Exposing the digital workspace
Digital transformation has increased the surface areas available to malicious elements for attacking us. While in an earlier era, the periphery of an organisation’s network was the boundary where attacks could be stopped, this has changed now to an individual endpoint such as the computer of the employee. This means while earlier organisation’s were required to protect the perimeter, now they need to focus on securing each individual employee.
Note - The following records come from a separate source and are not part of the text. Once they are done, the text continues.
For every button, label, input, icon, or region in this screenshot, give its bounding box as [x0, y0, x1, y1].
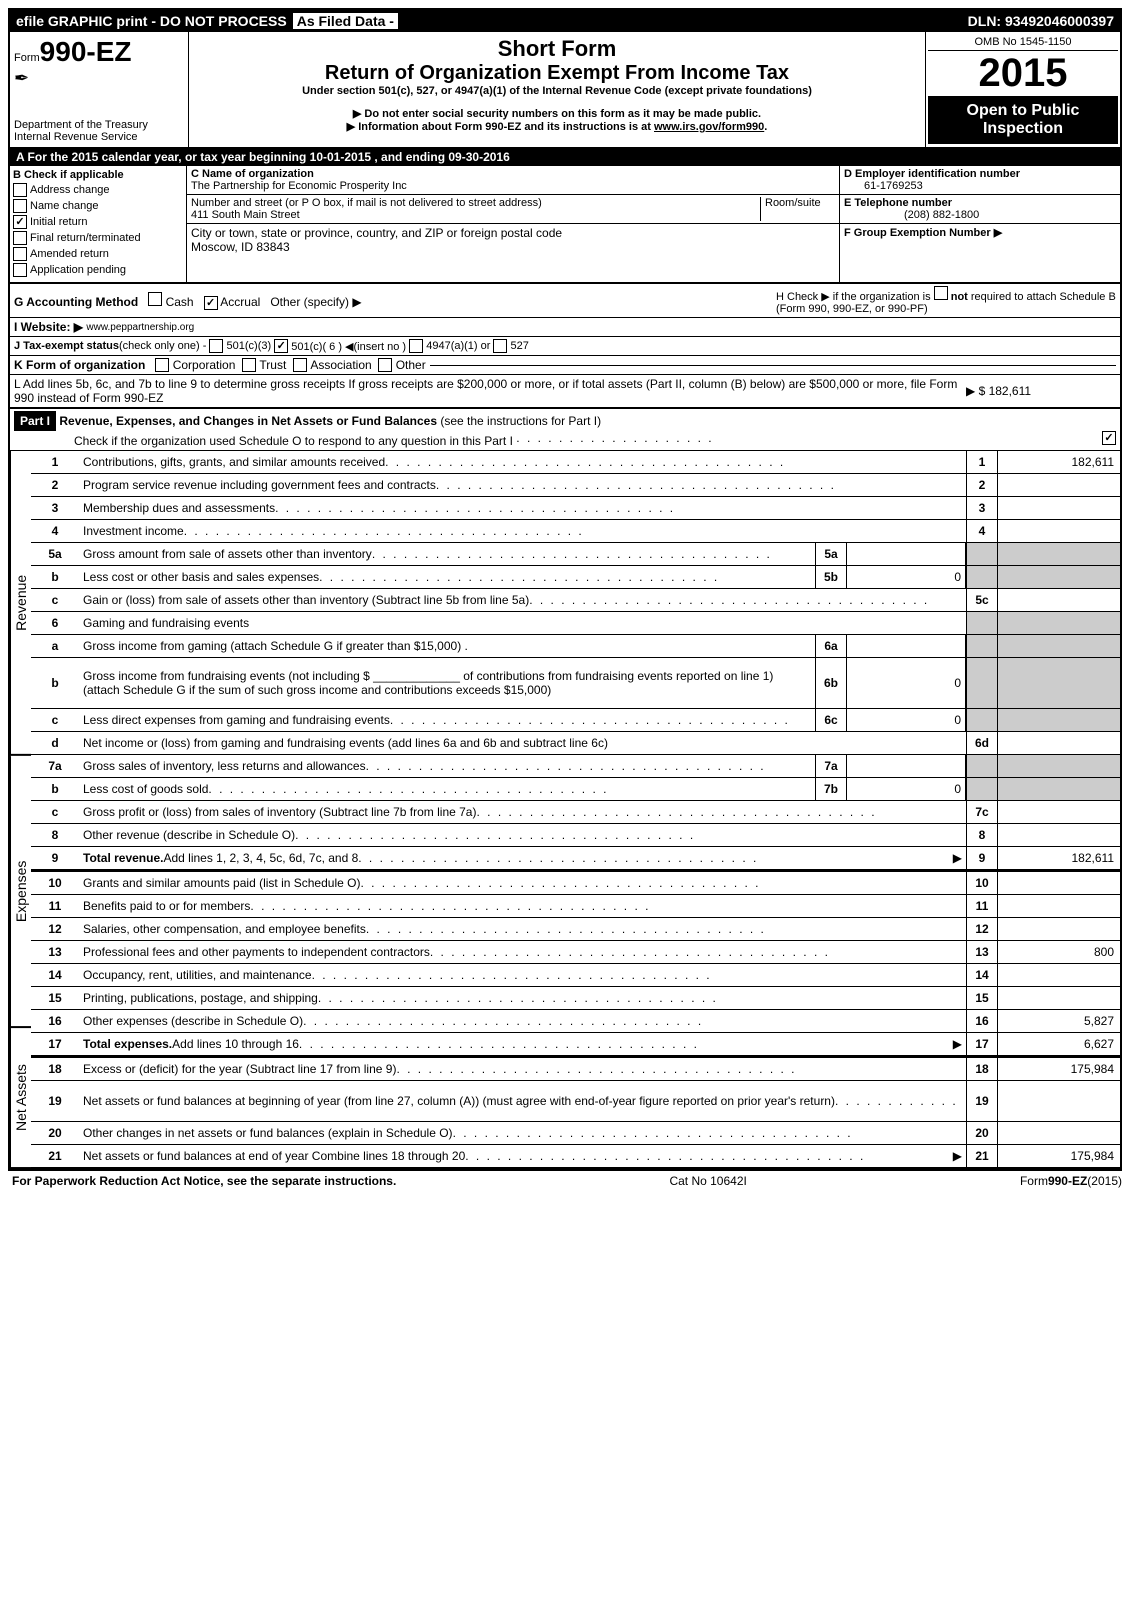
- cb-amended[interactable]: [13, 247, 27, 261]
- cb-501c3[interactable]: [209, 339, 223, 353]
- sections-bcd: B Check if applicable Address change Nam…: [10, 166, 1120, 283]
- cb-final[interactable]: [13, 231, 27, 245]
- part1-header: Part I Revenue, Expenses, and Changes in…: [10, 407, 1120, 451]
- cb-501c[interactable]: ✓: [274, 339, 288, 353]
- section-c: C Name of organizationThe Partnership fo…: [187, 166, 840, 282]
- form-990ez: efile GRAPHIC print - DO NOT PROCESS As …: [8, 8, 1122, 1171]
- short-form-label: Short Form: [193, 36, 921, 62]
- footer-left: For Paperwork Reduction Act Notice, see …: [12, 1174, 396, 1188]
- cb-527[interactable]: [493, 339, 507, 353]
- cb-other[interactable]: [378, 358, 392, 372]
- vlabel-netassets: Net Assets: [10, 1028, 31, 1169]
- footer-right: Form990-EZ(2015): [1020, 1174, 1122, 1188]
- dept-label: Department of the Treasury: [14, 119, 184, 131]
- cb-name[interactable]: [13, 199, 27, 213]
- top-bar: efile GRAPHIC print - DO NOT PROCESS As …: [10, 10, 1120, 32]
- cb-address[interactable]: [13, 183, 27, 197]
- subtitle: Under section 501(c), 527, or 4947(a)(1)…: [193, 85, 921, 97]
- ein-value: 61-1769253: [844, 180, 923, 192]
- cb-pending[interactable]: [13, 263, 27, 277]
- omb-label: OMB No 1545-1150: [928, 34, 1118, 51]
- website-value: www.peppartnership.org: [86, 322, 194, 333]
- note2: ▶ Information about Form 990-EZ and its …: [193, 120, 921, 133]
- org-name: The Partnership for Economic Prosperity …: [191, 180, 407, 192]
- footer-mid: Cat No 10642I: [669, 1174, 746, 1188]
- form-prefix: Form: [14, 52, 40, 64]
- cb-initial[interactable]: ✓: [13, 215, 27, 229]
- cb-4947[interactable]: [409, 339, 423, 353]
- note1: ▶ Do not enter social security numbers o…: [193, 107, 921, 120]
- section-d: D Employer identification number61-17692…: [840, 166, 1120, 282]
- return-title: Return of Organization Exempt From Incom…: [193, 62, 921, 85]
- vlabel-revenue: Revenue: [10, 451, 31, 756]
- section-b: B Check if applicable Address change Nam…: [10, 166, 187, 282]
- org-city: Moscow, ID 83843: [191, 240, 290, 254]
- irs-link[interactable]: www.irs.gov/form990: [654, 121, 764, 133]
- dln-label: DLN: 93492046000397: [968, 13, 1114, 29]
- cb-scheduleb[interactable]: [934, 286, 948, 300]
- cb-corp[interactable]: [155, 358, 169, 372]
- vlabel-expenses: Expenses: [10, 756, 31, 1028]
- org-address: 411 South Main Street: [191, 209, 300, 221]
- irs-label: Internal Revenue Service: [14, 131, 184, 143]
- asfiled-label: As Filed Data -: [293, 13, 398, 29]
- form-number: 990-EZ: [40, 36, 132, 67]
- header: Form990-EZ ✒ Department of the Treasury …: [10, 32, 1120, 148]
- cb-scheduleo[interactable]: ✓: [1102, 431, 1116, 445]
- gross-receipts: ▶ $ 182,611: [966, 384, 1116, 398]
- section-a: A For the 2015 calendar year, or tax yea…: [10, 148, 1120, 166]
- cb-cash[interactable]: [148, 292, 162, 306]
- phone-value: (208) 882-1800: [844, 209, 979, 221]
- section-b-label: B Check if applicable: [13, 169, 183, 181]
- cb-assoc[interactable]: [293, 358, 307, 372]
- cb-accrual[interactable]: ✓: [204, 296, 218, 310]
- tax-year: 2015: [928, 51, 1118, 96]
- efile-label: efile GRAPHIC print - DO NOT PROCESS: [16, 13, 287, 29]
- cb-trust[interactable]: [242, 358, 256, 372]
- open-public-label: Open to Public Inspection: [928, 96, 1118, 144]
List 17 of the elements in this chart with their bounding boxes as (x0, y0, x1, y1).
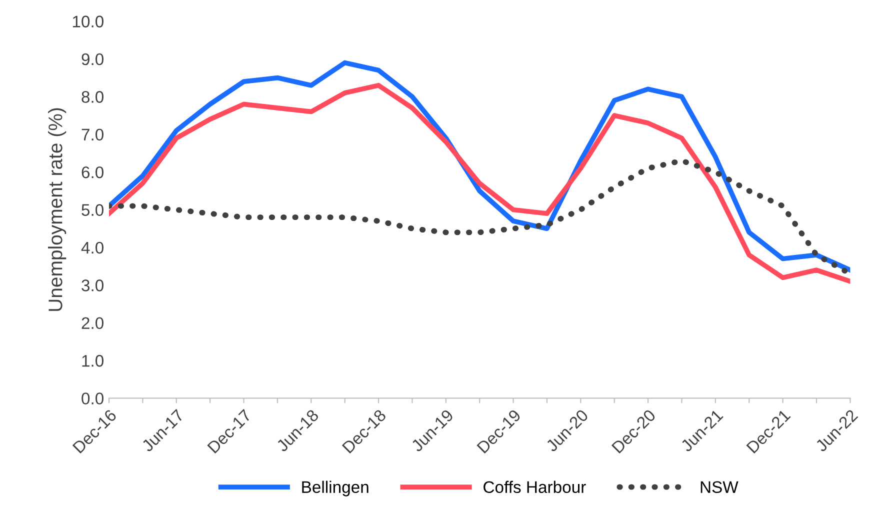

Wide spread adoption of cloud technologies is another way in which the surface area has increased significantly. Organisations need to focus on protecting the cloud infrastructure and the communication channels in addition to the office network and employees. Availability of multiple modes of communication to employees has increased the various ways in which they can be attacked, whether it is email, mobile, chat or online storage solutions.
Securing e-commerce
An e-commerce platform of any company is a public-facing entity, which is not only a place for conducting business, but also a way to build and maintain a brand image. Consumers are increasingly adopting digital methods and shifting their purchasing habits from offline to online. This makes it a requirement for retail organisations to have an online presence, but this also makes them vulnerable to being attacked digitally. And since the impact of a successful online attack is instantaneous and widespread, the security focus on an ecommerce platform provider such as Capillary cannot be underestimated.
Ecommerce websites experience a higher probability of being attacked and the impact of a successful attack is much higher, both financially and on the brand image of the owner. A higher probability and impact of attack increases the risk assessment score for an ecommerce platform.
Capillary prioritises security treatment of higher risk assessment scores to ensure that more in-depth risk mitigation treatment is undertaken to bring down residual risks within acceptable levels. A client who cannot be assured that their website is secure, cannot focus on their core functions of business. Capillary understands this need and focuses more intensely on ensuring security for its ecommerce platform. This is best indicated by the fact that Capillary is PCI DSS certified, which is a very stringent organisational security standard specifically focused on the security of ecommerce environment.
Key takeaways
- A client who cannot be assured that their website is secure, cannot focus on their core functions of business.
- Ecommerce websites experience a higher probability of being attacked and the impact of a successful attack is much higher
- Higher probability and impact of attack increases the risk assessment score for an ecommerce platform.
- Finding a balance between adequate security while permitting ease of operations is another constant challenge.
- Higher levels of security tend to make it difficult to perform business operations conveniently.
- Digital transformation reduces the time it takes to evaluate and assess risks.
- Digital transformation reduces time-lag between risk identification and steps taken to mitigate those risks.
At Capillary Technologies, Shailendra Singh must protect the organisation and its employees, but more importantly must extend due diligence exercised on-site into the customer’s workspace.